Limited, hisseli komandit ve kolektif şirketlerde yönetim yetkisi şirket ortaklarından birine bırakıldığında, bu kişi müdür sıfatıyla kişi-organ sayılır. Türk Ticaret Kanununun 319 uncu maddesine göre, anonim şirketler yönünden yönetim ve temsil yetkisinin yönetim kurulu üyelerine bırakılması halinde, bu kişi veya kişiler kişi-organ sıfatını kazanır. Şirketi temsil ve yönetime yetkili kişi-organ sıfatını taşıyan kişiler işveren konumunda bulunduklarından işçi sayılmazlar.
5521 sayılı İş Mahkemeleri Kanununun 1 inci maddesine göre, iş mahkemelerinin görevi “İş Kanununa göre işçi sayılan kimselerle işveren veya işveren vekilleri arasında iş akdinden veya iş Kanununa dayanan her türlü hak iddialarından doğan hukuk uyuşmazlıklarının çözülmesi”dir. İşçi sıfatını taşımayan kişinin talepleriyle ilgili davanın, iş mahkemesi yerine genel görevli mahkemelerde görülmesi gerekir.
Somut olayda davacı davalı işverenin İstanbul’da bulunan şubesinde reklam müdürü olarak çalıştığını ileri sürmüştür. Davalı işveren ise davacının getirdiği iş karşılığında komisyon aldığını, aralarında işçi-işveren ilişkisi bulunmadığını ileri sürmüştür. Davacının çalıştığı süre boyunca SGK kaydı yapılmış olan bir bildirim bulunmamaktadır. Davacı tanıkları davacının işyerinde sürekli olarak çalıştığını açıkça belirtmiştir. Mahkemece hükme esas alına bilirkişi raporunda davacıya aylık olarak yapılan ödeme miktarlarındaki farklılığa dikkat çekilerek taraflar arasındaki ilişkinin işçi-işveren ilişkisi olmadığı belirtilmiştir. Ancak davacıya aylık ödenen paranın miktarındaki değiklik taraflar arasındaki ilişkinin işçi-işveren ilişkisi olmayacağı yönünde değerlendirilemez. Davacı, davalı işveren bünyesinde reklam müdürü olarak çalıştığını tanıkla ispat etmiştir. Mahkemece davacının ihbar tazminatı talebinin hüküm altına alınması gerekirken reddi hatalıdır.
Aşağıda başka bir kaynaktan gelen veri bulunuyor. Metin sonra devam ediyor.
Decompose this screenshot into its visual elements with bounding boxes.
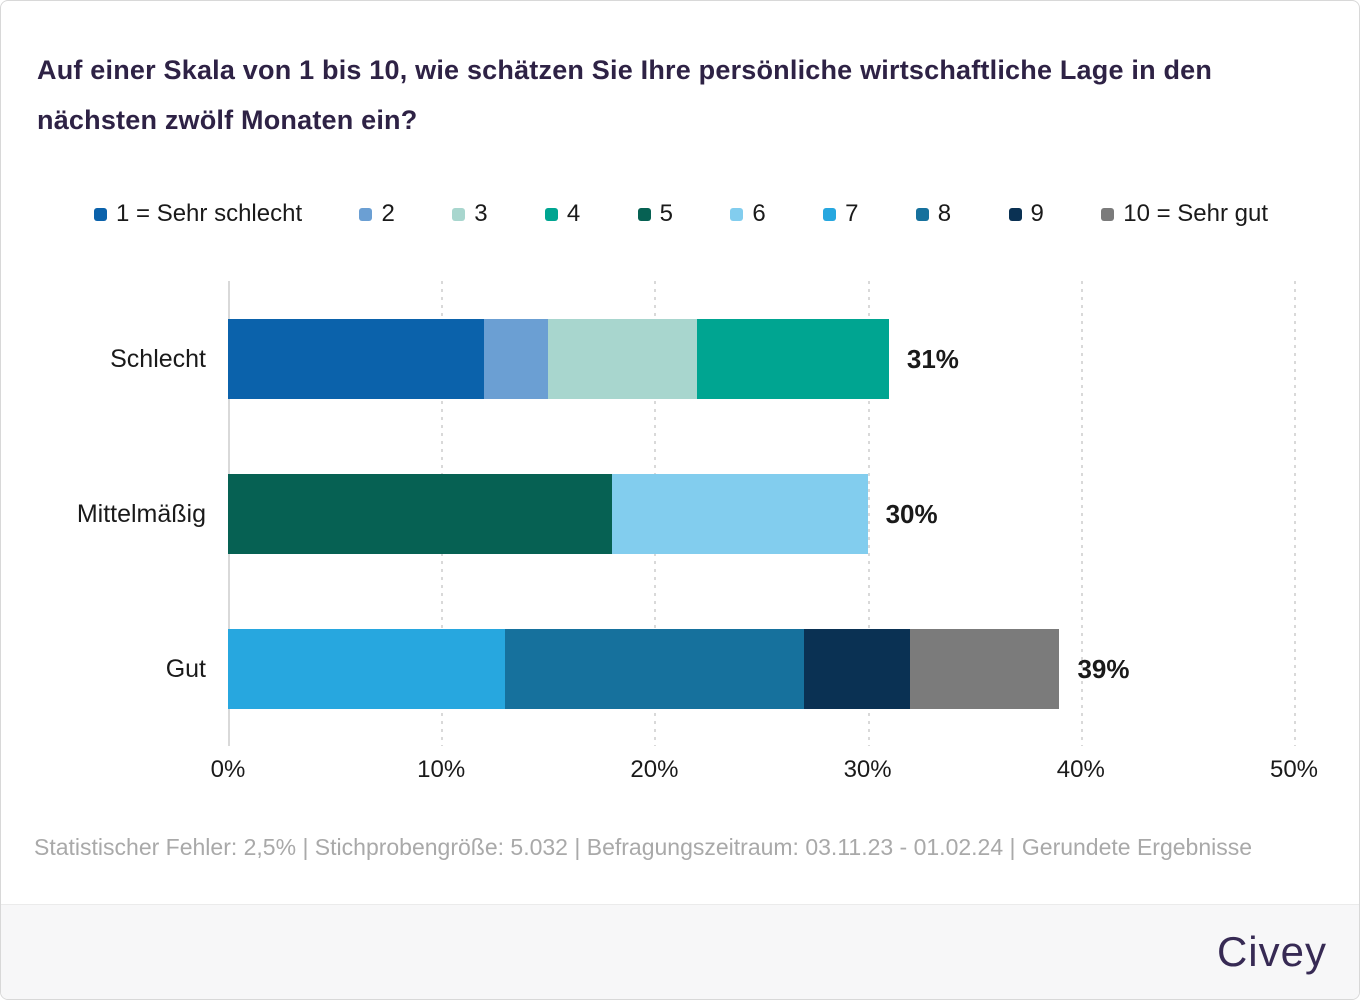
legend-label: 5 (659, 200, 673, 227)
legend-swatch-icon (452, 207, 466, 221)
category-label-Schlecht: Schlecht (110, 344, 206, 373)
legend-item-7: 7 (823, 200, 858, 228)
chart-legend: 1 = Sehr schlecht 2 3 4 5 6 7 8 9 10 = Sehr gut (94, 198, 1268, 230)
legend-item-5: 5 (637, 200, 673, 228)
gridline-50% (1294, 281, 1296, 746)
legend-swatch-icon (730, 207, 744, 221)
legend-item-4: 4 (544, 200, 581, 228)
bar-total-label: 30% (885, 498, 938, 529)
bar-row-Gut: 39% (228, 629, 1294, 709)
legend-swatch-icon (637, 207, 651, 221)
legend-swatch-icon (1008, 207, 1022, 221)
legend-item-2: 2 (359, 200, 395, 228)
x-axis: 0% 10% 20% 30% 40% 50% (211, 756, 1318, 788)
bar-total-label: 31% (906, 343, 959, 374)
brand-footer-bar: Civey (1, 904, 1359, 999)
legend-swatch-icon (94, 207, 107, 221)
gridline-30% (867, 281, 870, 746)
legend-item-6: 6 (730, 200, 766, 228)
bar-segment-scale-9 (803, 629, 911, 709)
legend-item-10: 10 = Sehr gut (1101, 200, 1268, 228)
civey-logo: Civey (1216, 928, 1327, 975)
bar-segment-scale-10 (910, 629, 1060, 709)
legend-item-1: 1 = Sehr schlecht (94, 200, 302, 228)
legend-label: 3 (474, 200, 488, 227)
legend-swatch-icon (823, 207, 837, 221)
survey-metadata: Statistischer Fehler: 2,5% | Stichproben… (34, 834, 1253, 860)
bar-segment-scale-7 (228, 629, 506, 709)
x-tick-label: 40% (1056, 756, 1105, 783)
bar-segment-scale-4 (697, 319, 889, 399)
bar-segment-scale-1 (228, 319, 484, 399)
x-tick-label: 0% (210, 756, 246, 783)
legend-label: 1 = Sehr schlecht (116, 200, 303, 227)
x-tick-label: 10% (417, 756, 466, 783)
bar-segment-scale-8 (505, 629, 804, 709)
category-label-Gut: Gut (165, 654, 206, 683)
x-tick-label: 30% (843, 756, 892, 783)
legend-swatch-icon (359, 207, 373, 221)
category-axis: Schlecht Mittelmäßig Gut (1, 281, 206, 746)
bar-row-Mittelmäßig: 30% (228, 474, 1294, 554)
bar-segment-scale-5 (228, 474, 612, 554)
legend-label: 7 (845, 200, 859, 227)
question-title: Auf einer Skala von 1 bis 10, wie schätz… (37, 55, 1213, 135)
legend-swatch-icon (1101, 207, 1115, 221)
legend-swatch-icon (544, 207, 558, 221)
legend-item-9: 9 (1008, 200, 1044, 228)
legend-label: 8 (937, 200, 952, 227)
bar-total-label: 39% (1077, 653, 1130, 684)
bar-row-Schlecht: 31% (228, 319, 1294, 399)
plot-area: 31% 30% 39% (228, 281, 1296, 746)
legend-label: 10 = Sehr gut (1123, 200, 1268, 227)
legend-label: 6 (752, 200, 766, 227)
legend-label: 9 (1030, 200, 1044, 227)
legend-item-3: 3 (452, 200, 488, 228)
legend-label: 4 (566, 200, 581, 227)
legend-swatch-icon (915, 207, 929, 221)
category-label-Mittelmäßig: Mittelmäßig (76, 499, 206, 528)
legend-label: 2 (381, 200, 395, 227)
x-tick-label: 50% (1269, 756, 1319, 783)
bar-segment-scale-2 (483, 319, 548, 399)
bar-segment-scale-6 (611, 474, 868, 554)
x-tick-label: 20% (630, 756, 679, 783)
gridline-40% (1080, 281, 1083, 746)
legend-item-8: 8 (915, 200, 952, 228)
bar-segment-scale-3 (547, 319, 698, 399)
SONUÇ: Temyiz olunan kararın yukarıda yazılı sebepten BOZULMASINA, davacı yararına takdir edilen 1.100.00 TL.duruşma avukatlık parasının karşı tarafa yükletilmesine, peşin alınan temyiz harcının istek halinde ilgiliye iadesine, 19.09.2014 gününde oybirliği ile karar verildi.